Actualmente, los esquemas combinados altamente activos (al menos tres medicamentos ARV) o terapia antirretroviral altamente activa (TARGA) se han asociado a supervivencia prolongada, a disminución en las infecciones oportunistas y de otras complicaciones relacionadas a SIDA, a mejoría en el crecimiento y el desarrollo neurocognitivo, y disminución significativa en las hospitalizaciones (6-10). Este conjunto de efectos ha llevado consigo a que después de la introducción del TARGA, la sobrevida y la calidad de vida de los niños y adultos infectados por VIH mejoró sustancialmente (11,12).

Sin embargo, no todos los pacientes reciben terapia ARV y no todos evolucionan satisfactoriamente. El tratamiento antirretroviral, es un reto para los niños, sus familias y los médicos que los atienden. La administración de varios fármacos más de una vez al día es a menudo problemática. Muchos de los ARV no tienen presentaciones pediátricas y sólo están disponibles en comprimidos o cápsulas, haciendo difícil su administración a los niños pequeños.
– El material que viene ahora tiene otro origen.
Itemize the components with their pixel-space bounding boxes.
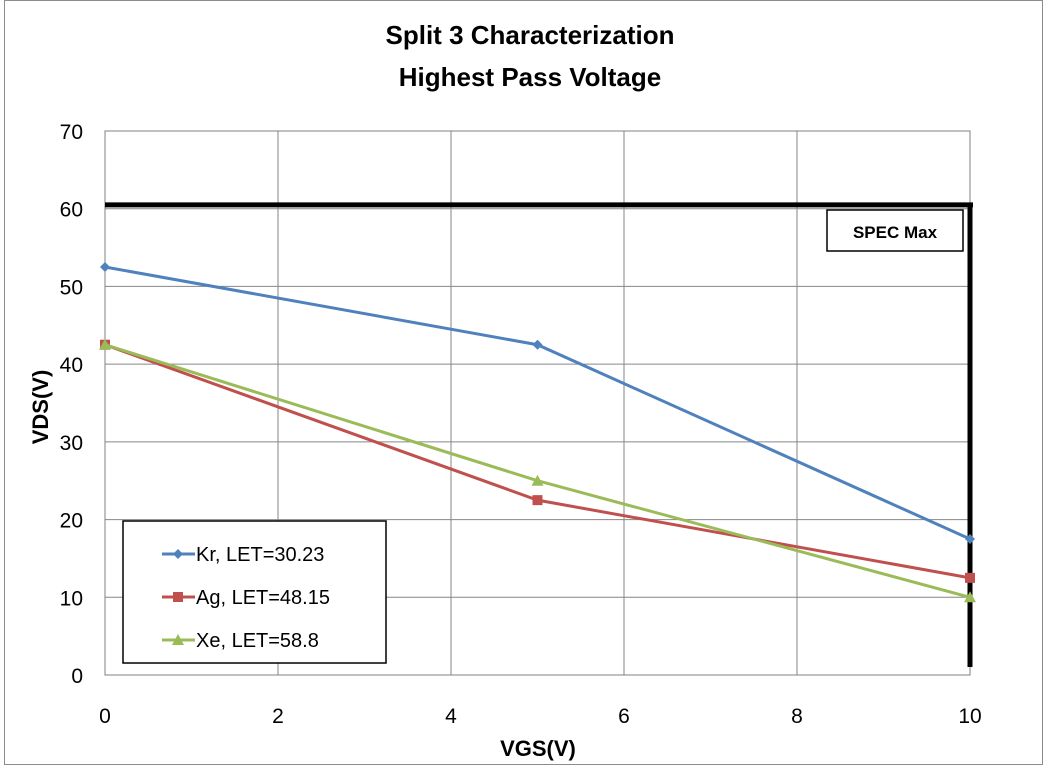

El sabor es en general desagradable, y el volumen de aquellos preparados en solución, elevado. La intolerancia gastrointestinal y el rechazo por parte del paciente repercuten en el apego al tratamiento, fenómeno conocido como adherencia. Además la utilización de TAR no está libre de efectos adversos, por lo que la discontinuación de la terapia, o la necesidad de cambio de los fármacos ARV no son infrecuentes. De ahí que aun cuando el beneficio de los antirretrovirales en la evolución de la infección por VIH está claramente demostrada, no es infrecuente el fracaso terapéutico en la edad pediátrica, el cual se ha relacionado principalmente a la falta de adherencia, tanto a los ARV, como a las terapias de profilaxis (12), por lo que las infecciones y otras complicaciones relacionadas a SIDA continúan siendo un problema.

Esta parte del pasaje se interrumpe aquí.